Equivalent norms on Fock spaces with some application to extended Cesaro operators

Abstract:

Let $F_\gamma ^p$ be the Fock space of all holomorphic functions $f$ in ${\mathbf C}^n$ with the Fock norm \[ \|f\|_{p, \gamma }=\left \{\int _{\mathbf {C}^n}\left |f(z)e^ {-\frac {\gamma |z|^2}{2}}\right |^{p}dA(z)\right \}^{\frac {1}{p}} <\infty , \] where $p, \gamma$ are positive numbers.
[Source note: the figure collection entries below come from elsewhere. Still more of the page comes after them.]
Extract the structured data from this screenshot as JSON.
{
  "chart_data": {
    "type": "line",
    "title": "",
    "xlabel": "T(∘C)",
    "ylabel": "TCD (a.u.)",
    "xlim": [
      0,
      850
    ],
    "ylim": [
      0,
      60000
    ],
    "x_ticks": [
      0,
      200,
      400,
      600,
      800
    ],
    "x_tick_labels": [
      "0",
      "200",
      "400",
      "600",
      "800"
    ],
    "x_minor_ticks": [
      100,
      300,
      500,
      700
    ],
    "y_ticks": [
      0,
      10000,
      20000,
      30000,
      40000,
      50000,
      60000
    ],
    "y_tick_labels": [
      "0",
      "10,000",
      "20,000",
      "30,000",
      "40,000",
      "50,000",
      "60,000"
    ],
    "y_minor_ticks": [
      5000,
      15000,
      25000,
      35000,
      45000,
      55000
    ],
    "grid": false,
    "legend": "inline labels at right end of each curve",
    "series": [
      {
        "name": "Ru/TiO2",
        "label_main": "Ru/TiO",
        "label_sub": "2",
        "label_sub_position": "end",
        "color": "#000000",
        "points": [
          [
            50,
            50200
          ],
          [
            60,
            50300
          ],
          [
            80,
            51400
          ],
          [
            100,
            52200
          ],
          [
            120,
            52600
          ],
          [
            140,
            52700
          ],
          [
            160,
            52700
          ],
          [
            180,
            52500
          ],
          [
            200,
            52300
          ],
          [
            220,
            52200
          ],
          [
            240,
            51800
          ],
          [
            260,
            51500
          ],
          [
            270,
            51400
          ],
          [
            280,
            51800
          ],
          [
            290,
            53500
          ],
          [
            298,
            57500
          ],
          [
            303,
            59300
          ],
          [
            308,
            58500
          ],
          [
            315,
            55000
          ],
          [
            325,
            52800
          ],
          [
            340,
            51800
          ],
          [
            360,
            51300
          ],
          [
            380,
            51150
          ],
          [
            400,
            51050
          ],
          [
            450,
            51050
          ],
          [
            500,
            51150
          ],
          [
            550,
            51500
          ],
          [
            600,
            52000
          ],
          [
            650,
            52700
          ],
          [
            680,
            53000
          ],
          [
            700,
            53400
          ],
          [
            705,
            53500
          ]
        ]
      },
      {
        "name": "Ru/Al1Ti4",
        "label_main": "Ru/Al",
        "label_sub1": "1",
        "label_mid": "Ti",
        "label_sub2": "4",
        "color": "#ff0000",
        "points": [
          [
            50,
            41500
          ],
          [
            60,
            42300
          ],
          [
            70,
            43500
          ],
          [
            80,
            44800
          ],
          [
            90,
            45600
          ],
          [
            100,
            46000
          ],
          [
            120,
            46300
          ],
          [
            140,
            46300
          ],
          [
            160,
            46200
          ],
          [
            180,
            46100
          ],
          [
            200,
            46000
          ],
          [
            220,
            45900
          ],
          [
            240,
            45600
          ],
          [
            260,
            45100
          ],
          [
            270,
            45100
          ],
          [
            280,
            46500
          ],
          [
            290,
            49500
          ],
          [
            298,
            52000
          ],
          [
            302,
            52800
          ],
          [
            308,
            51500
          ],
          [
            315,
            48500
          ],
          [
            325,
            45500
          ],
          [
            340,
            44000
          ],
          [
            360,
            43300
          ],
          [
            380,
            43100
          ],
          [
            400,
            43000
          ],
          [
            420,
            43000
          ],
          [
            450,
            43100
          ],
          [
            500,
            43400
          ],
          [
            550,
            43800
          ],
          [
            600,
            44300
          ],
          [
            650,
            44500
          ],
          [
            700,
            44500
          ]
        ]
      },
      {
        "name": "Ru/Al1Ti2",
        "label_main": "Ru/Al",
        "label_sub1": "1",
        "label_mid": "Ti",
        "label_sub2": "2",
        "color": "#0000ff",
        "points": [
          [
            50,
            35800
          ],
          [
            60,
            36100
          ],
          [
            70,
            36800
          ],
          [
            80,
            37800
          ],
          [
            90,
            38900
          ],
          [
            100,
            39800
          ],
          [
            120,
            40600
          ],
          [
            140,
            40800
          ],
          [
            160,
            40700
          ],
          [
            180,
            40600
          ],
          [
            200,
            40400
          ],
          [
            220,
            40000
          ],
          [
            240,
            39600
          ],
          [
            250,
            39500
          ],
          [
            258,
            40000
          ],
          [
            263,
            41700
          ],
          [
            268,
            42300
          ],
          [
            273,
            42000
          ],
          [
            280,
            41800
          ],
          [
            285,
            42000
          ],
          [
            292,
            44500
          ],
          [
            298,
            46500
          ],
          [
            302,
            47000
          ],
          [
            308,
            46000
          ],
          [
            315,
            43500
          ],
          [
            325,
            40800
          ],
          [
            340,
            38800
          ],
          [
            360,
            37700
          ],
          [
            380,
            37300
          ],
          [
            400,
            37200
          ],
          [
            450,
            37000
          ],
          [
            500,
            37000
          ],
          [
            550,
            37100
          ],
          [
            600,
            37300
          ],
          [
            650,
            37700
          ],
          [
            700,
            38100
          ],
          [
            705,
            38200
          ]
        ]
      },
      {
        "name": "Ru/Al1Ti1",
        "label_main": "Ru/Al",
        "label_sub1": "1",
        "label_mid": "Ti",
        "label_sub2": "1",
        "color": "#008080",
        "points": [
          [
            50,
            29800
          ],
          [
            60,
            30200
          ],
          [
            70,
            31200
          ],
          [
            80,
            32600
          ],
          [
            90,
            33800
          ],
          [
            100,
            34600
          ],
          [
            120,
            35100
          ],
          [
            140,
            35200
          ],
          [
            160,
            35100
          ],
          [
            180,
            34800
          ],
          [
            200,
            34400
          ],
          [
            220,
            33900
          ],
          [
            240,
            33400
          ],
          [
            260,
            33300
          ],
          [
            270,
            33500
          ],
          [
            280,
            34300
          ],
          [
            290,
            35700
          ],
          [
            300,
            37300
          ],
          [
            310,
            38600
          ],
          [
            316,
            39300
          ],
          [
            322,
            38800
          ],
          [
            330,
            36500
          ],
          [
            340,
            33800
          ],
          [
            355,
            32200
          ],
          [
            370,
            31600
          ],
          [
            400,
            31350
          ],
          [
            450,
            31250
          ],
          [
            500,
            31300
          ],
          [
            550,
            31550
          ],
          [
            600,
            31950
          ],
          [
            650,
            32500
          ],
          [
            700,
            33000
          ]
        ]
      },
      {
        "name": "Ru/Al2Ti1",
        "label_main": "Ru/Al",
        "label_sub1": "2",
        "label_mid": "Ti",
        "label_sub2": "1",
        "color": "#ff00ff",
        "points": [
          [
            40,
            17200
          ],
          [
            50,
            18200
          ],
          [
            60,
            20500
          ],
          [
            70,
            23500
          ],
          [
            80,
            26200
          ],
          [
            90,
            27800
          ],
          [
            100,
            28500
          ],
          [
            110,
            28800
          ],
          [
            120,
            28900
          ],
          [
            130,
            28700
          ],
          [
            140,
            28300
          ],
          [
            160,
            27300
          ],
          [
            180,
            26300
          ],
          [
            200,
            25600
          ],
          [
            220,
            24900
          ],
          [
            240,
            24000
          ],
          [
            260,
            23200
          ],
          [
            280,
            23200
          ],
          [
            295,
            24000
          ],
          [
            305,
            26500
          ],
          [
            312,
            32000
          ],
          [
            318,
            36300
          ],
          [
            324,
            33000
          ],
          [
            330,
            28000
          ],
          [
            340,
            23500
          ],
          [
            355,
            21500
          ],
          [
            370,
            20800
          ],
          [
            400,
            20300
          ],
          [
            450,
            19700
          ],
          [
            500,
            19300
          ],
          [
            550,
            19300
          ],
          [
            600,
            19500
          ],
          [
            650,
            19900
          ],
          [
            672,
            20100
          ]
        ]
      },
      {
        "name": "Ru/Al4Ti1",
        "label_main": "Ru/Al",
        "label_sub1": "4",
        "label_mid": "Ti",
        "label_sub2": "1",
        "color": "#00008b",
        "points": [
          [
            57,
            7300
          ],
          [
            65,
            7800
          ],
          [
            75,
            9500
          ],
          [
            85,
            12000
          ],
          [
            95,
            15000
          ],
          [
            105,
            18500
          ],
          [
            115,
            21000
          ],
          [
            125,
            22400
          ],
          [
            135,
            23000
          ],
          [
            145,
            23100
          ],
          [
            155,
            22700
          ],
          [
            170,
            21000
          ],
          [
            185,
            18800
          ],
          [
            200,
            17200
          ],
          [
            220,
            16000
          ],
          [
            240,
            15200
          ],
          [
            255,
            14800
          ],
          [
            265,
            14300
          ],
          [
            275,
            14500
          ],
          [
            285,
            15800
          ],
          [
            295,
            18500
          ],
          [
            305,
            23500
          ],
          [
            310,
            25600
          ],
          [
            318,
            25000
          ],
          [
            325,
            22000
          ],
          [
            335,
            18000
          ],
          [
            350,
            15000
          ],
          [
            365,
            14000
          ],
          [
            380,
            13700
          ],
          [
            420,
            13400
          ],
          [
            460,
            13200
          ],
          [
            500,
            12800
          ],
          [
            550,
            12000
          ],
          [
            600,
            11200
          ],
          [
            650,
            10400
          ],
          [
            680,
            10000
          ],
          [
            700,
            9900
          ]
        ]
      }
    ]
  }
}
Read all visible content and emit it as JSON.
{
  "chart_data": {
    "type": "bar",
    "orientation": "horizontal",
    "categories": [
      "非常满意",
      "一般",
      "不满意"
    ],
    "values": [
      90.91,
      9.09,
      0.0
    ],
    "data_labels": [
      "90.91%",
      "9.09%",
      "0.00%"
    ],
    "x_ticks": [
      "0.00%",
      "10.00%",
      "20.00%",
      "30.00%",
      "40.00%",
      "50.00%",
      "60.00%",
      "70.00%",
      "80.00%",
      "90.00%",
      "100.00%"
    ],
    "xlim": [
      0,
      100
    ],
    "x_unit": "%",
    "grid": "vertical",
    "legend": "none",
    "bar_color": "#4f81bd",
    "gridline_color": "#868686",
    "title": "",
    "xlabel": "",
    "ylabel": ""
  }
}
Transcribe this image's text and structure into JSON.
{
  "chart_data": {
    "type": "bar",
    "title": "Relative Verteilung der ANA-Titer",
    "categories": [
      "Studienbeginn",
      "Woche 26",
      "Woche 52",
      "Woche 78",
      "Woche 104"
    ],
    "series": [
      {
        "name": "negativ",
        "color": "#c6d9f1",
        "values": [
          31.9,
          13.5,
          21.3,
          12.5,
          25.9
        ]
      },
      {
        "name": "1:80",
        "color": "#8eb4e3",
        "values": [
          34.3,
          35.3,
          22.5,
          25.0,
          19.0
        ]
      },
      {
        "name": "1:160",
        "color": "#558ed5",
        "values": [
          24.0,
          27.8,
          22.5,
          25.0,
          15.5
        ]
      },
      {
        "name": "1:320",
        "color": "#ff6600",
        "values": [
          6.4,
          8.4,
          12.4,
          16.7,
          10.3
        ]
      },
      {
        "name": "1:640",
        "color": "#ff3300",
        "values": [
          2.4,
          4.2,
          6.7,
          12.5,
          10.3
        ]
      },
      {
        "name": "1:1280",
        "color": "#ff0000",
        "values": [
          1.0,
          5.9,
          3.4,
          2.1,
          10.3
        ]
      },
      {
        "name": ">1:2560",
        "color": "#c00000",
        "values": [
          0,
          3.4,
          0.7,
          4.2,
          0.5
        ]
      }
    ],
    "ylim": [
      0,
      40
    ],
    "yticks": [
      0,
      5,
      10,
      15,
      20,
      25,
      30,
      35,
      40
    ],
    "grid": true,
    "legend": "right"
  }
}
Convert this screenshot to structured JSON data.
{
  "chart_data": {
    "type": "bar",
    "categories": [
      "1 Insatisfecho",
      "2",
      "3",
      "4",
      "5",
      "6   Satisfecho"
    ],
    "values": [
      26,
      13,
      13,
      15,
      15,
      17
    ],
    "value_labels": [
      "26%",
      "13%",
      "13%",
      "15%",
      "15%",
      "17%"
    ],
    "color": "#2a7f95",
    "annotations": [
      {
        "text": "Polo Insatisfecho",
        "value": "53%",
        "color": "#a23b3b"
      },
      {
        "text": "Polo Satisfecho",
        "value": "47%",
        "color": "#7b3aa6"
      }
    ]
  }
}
We prove that, given any positive integer $m$, the Fock norm $\|f\|_{p, \gamma }$ is equivalent to \[ \sum _{|\alpha |\le m-1} |\partial ^\alpha f(0)|+ \left \{\sum _{|\alpha |= m} \int _{{\mathbf C}^n } \left | \partial ^\alpha f(z) (1+|z|)^{-m} e^ {-\frac {\gamma |z|^2}{2}} \right |^p dA(z)\right \}^{\frac 1p}.\] As some application we characterize these holomorphic functions $g$ in ${\mathbf C}^n$ for which the induced extended Cesaro operator $T_g$ is bounded (or compact) from one Fock space $F_\gamma ^p$ to another $F_\gamma ^q$.